/crawler

A periodic web crawler to download course data from Oscar and make it available for the GT Scheduler application

Primary LanguageTypeScriptGNU Affero General Public License v3.0AGPL-3.0

GT Schedule Crawler

A periodic web crawler to feed course data into GT Scheduler.

Sample: 202008.json

To report a bug or request a new feature, please create a new Issue in the GT Scheduler website repository.

📃 License & Copyright Notice

This work is a derivative of the original and spectacular GT Schedule Crawler project created by Jinseo Park (as a part of the overall GT Scheduler project). The original work and all modifications are licensed under the AGPL v3.0 license.

Original Work

Copyright (c) 2020 Jinseo Park (parkjs814@gmail.com)

Modifications

Copyright (c) 2020 the Bits of Good "GT Scheduler" team

🔍 Overview

The crawler is a command-line application written in TypeScript (a typed superset of JavaScript) that runs using Node.js to crawl schedule data from Oscar (Georgia Tech's registration management system).

It operates as a series of steps that are processed after one another (see src/index.ts) for each current "term" (combination of year and semester, i.e. Fall 2021).

In order to process the prerequisites data for each course (which comes in the form of a string like "Undergraduate Semester level CS 2340 Minimum Grade of C and Undergraduate Semester level LMC 3432 Minimum Grade of C" that can become much more complex), the crawler also utilizes an ANTLR grammar and generated parser in order to convert the prerequisites data retrieved from Oscar into a normalized tree structure. The grammar itself and the generated parser/lexer code can be found in the src/steps/prereqs/grammar folder.
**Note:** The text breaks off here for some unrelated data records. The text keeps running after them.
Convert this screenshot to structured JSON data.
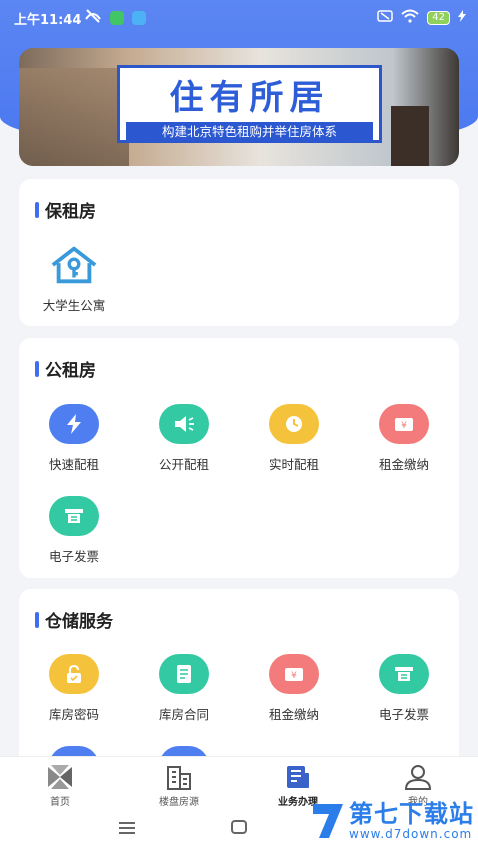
{
  "status_bar": {
    "time": "上午11:44",
    "battery": "42",
    "icons": [
      "muted-icon",
      "wechat-icon",
      "upload-icon",
      "sim-icon",
      "wifi-icon",
      "battery-icon",
      "charging-icon"
    ]
  },
  "banner": {
    "title": "住有所居",
    "subtitle": "构建北京特色租购并举住房体系"
  },
  "sections": [
    {
      "title": "保租房",
      "items": [
        {
          "label": "大学生公寓",
          "icon": "house-key-icon"
        }
      ]
    },
    {
      "title": "公租房",
      "items": [
        {
          "label": "快速配租",
          "icon": "lightning-icon",
          "color": "#4f7ef0"
        },
        {
          "label": "公开配租",
          "icon": "megaphone-icon",
          "color": "#33c9a2"
        },
        {
          "label": "实时配租",
          "icon": "clock-icon",
          "color": "#f5c33b"
        },
        {
          "label": "租金缴纳",
          "icon": "yuan-wallet-icon",
          "color": "#f47b7b"
        },
        {
          "label": "电子发票",
          "icon": "invoice-icon",
          "color": "#33c9a2"
        }
      ]
    },
    {
      "title": "仓储服务",
      "items": [
        {
          "label": "库房密码",
          "icon": "lock-icon",
          "color": "#f5c33b"
        },
        {
          "label": "库房合同",
          "icon": "contract-icon",
          "color": "#33c9a2"
        },
        {
          "label": "租金缴纳",
          "icon": "yuan-wallet-icon",
          "color": "#f47b7b"
        },
        {
          "label": "电子发票",
          "icon": "invoice-icon",
          "color": "#33c9a2"
        }
      ]
    }
  ],
  "tabs": [
    {
      "label": "首页",
      "icon": "home-icon"
    },
    {
      "label": "楼盘房源",
      "icon": "building-icon"
    },
    {
      "label": "业务办理",
      "icon": "business-icon",
      "active": true
    },
    {
      "label": "我的",
      "icon": "profile-icon"
    }
  ],
  "watermark": {
    "text": "第七下载站",
    "url": "www.d7down.com"
  }
}
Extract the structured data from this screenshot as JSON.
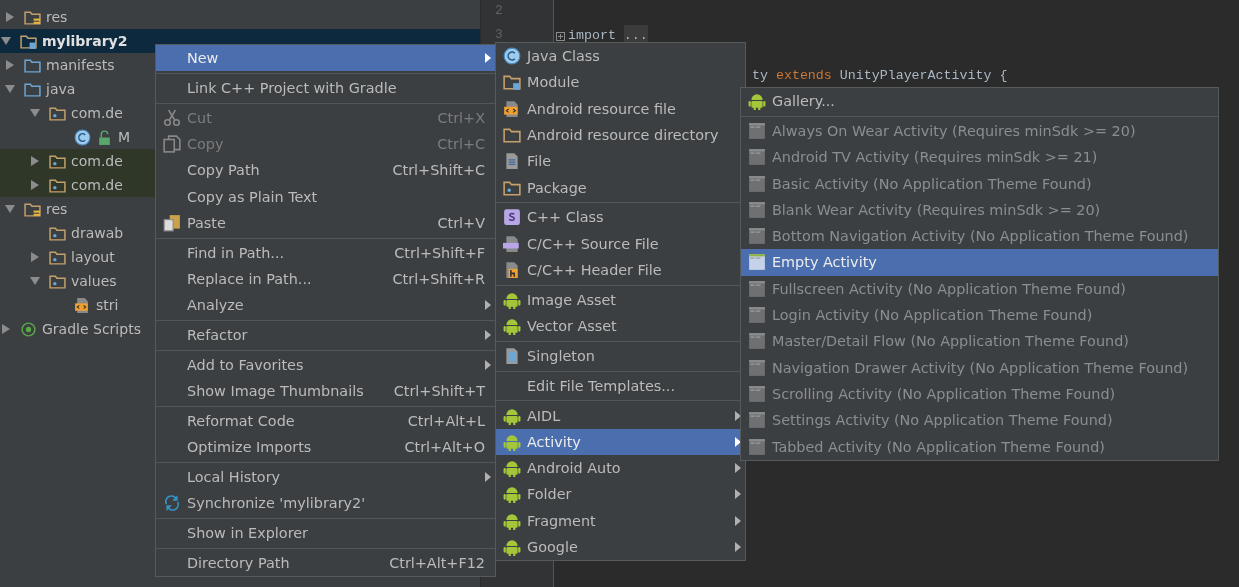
{
  "project_tree": [
    {
      "children": [
        {
          "label": "res",
          "kind": "res-folder",
          "expanded": false,
          "selected": false,
          "marked": false
        }
      ]
    },
    {
      "label": "mylibrary2",
      "kind": "module",
      "expanded": true,
      "selected": true,
      "marked": false,
      "children": [
        {
          "label": "manifests",
          "kind": "source-folder",
          "expanded": false,
          "selected": false,
          "marked": false
        },
        {
          "label": "java",
          "kind": "source-folder",
          "expanded": true,
          "selected": false,
          "marked": false,
          "children": [
            {
              "label": "com.de",
              "kind": "package",
              "expanded": true,
              "selected": false,
              "marked": false,
              "children": [
                {
                  "label": "M",
                  "kind": "class",
                  "selected": false,
                  "marked": false
                }
              ]
            },
            {
              "label": "com.de",
              "kind": "package",
              "expanded": false,
              "selected": false,
              "marked": true
            },
            {
              "label": "com.de",
              "kind": "package",
              "expanded": false,
              "selected": false,
              "marked": true
            }
          ]
        },
        {
          "label": "res",
          "kind": "res-folder",
          "expanded": true,
          "selected": false,
          "marked": false,
          "children": [
            {
              "label": "drawab",
              "kind": "package",
              "selected": false,
              "marked": false
            },
            {
              "label": "layout",
              "kind": "package",
              "expanded": false,
              "selected": false,
              "marked": false
            },
            {
              "label": "values",
              "kind": "package",
              "expanded": true,
              "selected": false,
              "marked": false,
              "children": [
                {
                  "label": "stri",
                  "kind": "xml",
                  "selected": false,
                  "marked": false
                }
              ]
            }
          ]
        }
      ]
    },
    {
      "label": "Gradle Scripts",
      "kind": "gradle",
      "expanded": false,
      "selected": false,
      "marked": false
    }
  ],
  "editor": {
    "lines": [
      {
        "kind": "numbered",
        "number": "2"
      },
      {
        "kind": "numbered",
        "number": "3",
        "folded": true,
        "tokens": [
          {
            "kind": "plain",
            "text": "import "
          },
          {
            "kind": "fold",
            "text": "..."
          }
        ]
      },
      {
        "kind": "covered",
        "tokens": [
          {
            "kind": "plain",
            "text": "ty "
          },
          {
            "kind": "keyword",
            "text": "extends"
          },
          {
            "kind": "plain",
            "text": " UnityPlayerActivity {"
          }
        ]
      }
    ]
  },
  "context_menu": {
    "items": [
      {
        "kind": "item",
        "label": "New",
        "submenu": true,
        "selected": true,
        "disabled": false
      },
      {
        "kind": "separator"
      },
      {
        "kind": "item",
        "label": "Link C++ Project with Gradle",
        "submenu": false,
        "selected": false,
        "disabled": false
      },
      {
        "kind": "separator"
      },
      {
        "kind": "scissors",
        "label": "Cut",
        "shortcut": "Ctrl+X",
        "submenu": false,
        "selected": false,
        "disabled": true
      },
      {
        "kind": "copy",
        "label": "Copy",
        "shortcut": "Ctrl+C",
        "submenu": false,
        "selected": false,
        "disabled": true
      },
      {
        "kind": "item",
        "label": "Copy Path",
        "shortcut": "Ctrl+Shift+C",
        "submenu": false,
        "selected": false,
        "disabled": false
      },
      {
        "kind": "item",
        "label": "Copy as Plain Text",
        "submenu": false,
        "selected": false,
        "disabled": false
      },
      {
        "kind": "paste",
        "label": "Paste",
        "shortcut": "Ctrl+V",
        "submenu": false,
        "selected": false,
        "disabled": false
      },
      {
        "kind": "separator"
      },
      {
        "kind": "item",
        "label": "Find in Path...",
        "shortcut": "Ctrl+Shift+F",
        "submenu": false,
        "selected": false,
        "disabled": false
      },
      {
        "kind": "item",
        "label": "Replace in Path...",
        "shortcut": "Ctrl+Shift+R",
        "submenu": false,
        "selected": false,
        "disabled": false
      },
      {
        "kind": "item",
        "label": "Analyze",
        "submenu": true,
        "selected": false,
        "disabled": false
      },
      {
        "kind": "separator"
      },
      {
        "kind": "item",
        "label": "Refactor",
        "submenu": true,
        "selected": false,
        "disabled": false
      },
      {
        "kind": "separator"
      },
      {
        "kind": "item",
        "label": "Add to Favorites",
        "submenu": true,
        "selected": false,
        "disabled": false
      },
      {
        "kind": "item",
        "label": "Show Image Thumbnails",
        "shortcut": "Ctrl+Shift+T",
        "submenu": false,
        "selected": false,
        "disabled": false
      },
      {
        "kind": "separator"
      },
      {
        "kind": "item",
        "label": "Reformat Code",
        "shortcut": "Ctrl+Alt+L",
        "submenu": false,
        "selected": false,
        "disabled": false
      },
      {
        "kind": "item",
        "label": "Optimize Imports",
        "shortcut": "Ctrl+Alt+O",
        "submenu": false,
        "selected": false,
        "disabled": false
      },
      {
        "kind": "separator"
      },
      {
        "kind": "item",
        "label": "Local History",
        "submenu": true,
        "selected": false,
        "disabled": false
      },
      {
        "kind": "sync",
        "label": "Synchronize 'mylibrary2'",
        "submenu": false,
        "selected": false,
        "disabled": false
      },
      {
        "kind": "separator"
      },
      {
        "kind": "item",
        "label": "Show in Explorer",
        "submenu": false,
        "selected": false,
        "disabled": false
      },
      {
        "kind": "separator"
      },
      {
        "kind": "item",
        "label": "Directory Path",
        "shortcut": "Ctrl+Alt+F12",
        "submenu": false,
        "selected": false,
        "disabled": false
      }
    ]
  },
  "new_submenu": {
    "items": [
      {
        "kind": "class",
        "label": "Java Class",
        "submenu": false,
        "selected": false,
        "disabled": false
      },
      {
        "kind": "module",
        "label": "Module",
        "submenu": false,
        "selected": false,
        "disabled": false
      },
      {
        "kind": "resource-file",
        "label": "Android resource file",
        "submenu": false,
        "selected": false,
        "disabled": false
      },
      {
        "kind": "folder",
        "label": "Android resource directory",
        "submenu": false,
        "selected": false,
        "disabled": false
      },
      {
        "kind": "file",
        "label": "File",
        "submenu": false,
        "selected": false,
        "disabled": false
      },
      {
        "kind": "package",
        "label": "Package",
        "submenu": false,
        "selected": false,
        "disabled": false
      },
      {
        "kind": "separator"
      },
      {
        "kind": "cpp-class",
        "label": "C++ Class",
        "submenu": false,
        "selected": false,
        "disabled": false
      },
      {
        "kind": "cpp-source",
        "label": "C/C++ Source File",
        "submenu": false,
        "selected": false,
        "disabled": false
      },
      {
        "kind": "header",
        "label": "C/C++ Header File",
        "submenu": false,
        "selected": false,
        "disabled": false
      },
      {
        "kind": "separator"
      },
      {
        "kind": "android",
        "label": "Image Asset",
        "submenu": false,
        "selected": false,
        "disabled": false
      },
      {
        "kind": "android",
        "label": "Vector Asset",
        "submenu": false,
        "selected": false,
        "disabled": false
      },
      {
        "kind": "separator"
      },
      {
        "kind": "singleton",
        "label": "Singleton",
        "submenu": false,
        "selected": false,
        "disabled": false
      },
      {
        "kind": "separator"
      },
      {
        "kind": "item",
        "label": "Edit File Templates...",
        "submenu": false,
        "selected": false,
        "disabled": false
      },
      {
        "kind": "separator"
      },
      {
        "kind": "android",
        "label": "AIDL",
        "submenu": true,
        "selected": false,
        "disabled": false
      },
      {
        "kind": "android",
        "label": "Activity",
        "submenu": true,
        "selected": true,
        "disabled": false
      },
      {
        "kind": "android",
        "label": "Android Auto",
        "submenu": true,
        "selected": false,
        "disabled": false
      },
      {
        "kind": "android",
        "label": "Folder",
        "submenu": true,
        "selected": false,
        "disabled": false
      },
      {
        "kind": "android",
        "label": "Fragment",
        "submenu": true,
        "selected": false,
        "disabled": false
      },
      {
        "kind": "android",
        "label": "Google",
        "submenu": true,
        "selected": false,
        "disabled": false
      }
    ]
  },
  "activity_submenu": {
    "items": [
      {
        "kind": "android",
        "label": "Gallery...",
        "submenu": false,
        "selected": false,
        "disabled": false
      },
      {
        "kind": "separator"
      },
      {
        "kind": "template",
        "label": "Always On Wear Activity (Requires minSdk >= 20)",
        "submenu": false,
        "selected": false,
        "disabled": true
      },
      {
        "kind": "template",
        "label": "Android TV Activity (Requires minSdk >= 21)",
        "submenu": false,
        "selected": false,
        "disabled": true
      },
      {
        "kind": "template",
        "label": "Basic Activity (No Application Theme Found)",
        "submenu": false,
        "selected": false,
        "disabled": true
      },
      {
        "kind": "template",
        "label": "Blank Wear Activity (Requires minSdk >= 20)",
        "submenu": false,
        "selected": false,
        "disabled": true
      },
      {
        "kind": "template",
        "label": "Bottom Navigation Activity (No Application Theme Found)",
        "submenu": false,
        "selected": false,
        "disabled": true
      },
      {
        "kind": "template",
        "label": "Empty Activity",
        "submenu": false,
        "selected": true,
        "disabled": false
      },
      {
        "kind": "template",
        "label": "Fullscreen Activity (No Application Theme Found)",
        "submenu": false,
        "selected": false,
        "disabled": true
      },
      {
        "kind": "template",
        "label": "Login Activity (No Application Theme Found)",
        "submenu": false,
        "selected": false,
        "disabled": true
      },
      {
        "kind": "template",
        "label": "Master/Detail Flow (No Application Theme Found)",
        "submenu": false,
        "selected": false,
        "disabled": true
      },
      {
        "kind": "template",
        "label": "Navigation Drawer Activity (No Application Theme Found)",
        "submenu": false,
        "selected": false,
        "disabled": true
      },
      {
        "kind": "template",
        "label": "Scrolling Activity (No Application Theme Found)",
        "submenu": false,
        "selected": false,
        "disabled": true
      },
      {
        "kind": "template",
        "label": "Settings Activity (No Application Theme Found)",
        "submenu": false,
        "selected": false,
        "disabled": true
      },
      {
        "kind": "template",
        "label": "Tabbed Activity (No Application Theme Found)",
        "submenu": false,
        "selected": false,
        "disabled": true
      }
    ]
  }
}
The crawler is run every 30 minutes using a GitHub Action workflow, which then publishes the resultant JSON to the gh-pages where it can be downloaded by the frontend app: https://gt-scheduler.github.io/crawler/202008.json.

🚀 Running Locally

  • Node.js (any recent version will probably work)
  • Installation of the yarn package manager version 1 (support for version 2 is untested)

Running the crawler

After cloning the repository to your local computer, run the following command in the repo folder:

yarn install

This may take a couple minutes and will create a new folder called node_modules with all of the dependencies installed within. This only needs to be run once.

Then, to run the crawler, run:

yarn start

After the crawler runs, a series of JSON files should have been created in a new data directory in the project root.

Utilizing structured logging

By default, the crawler outputs standard log lines to the terminal in development. However, it also supports outputting structured JSON log events that can be more easily parsed and analyzed when debugging. This is turned on by default when the crawler is running in a GitHub Action (where the LOG_FORMAT environment variable is set to json), but it can also be enabled for development.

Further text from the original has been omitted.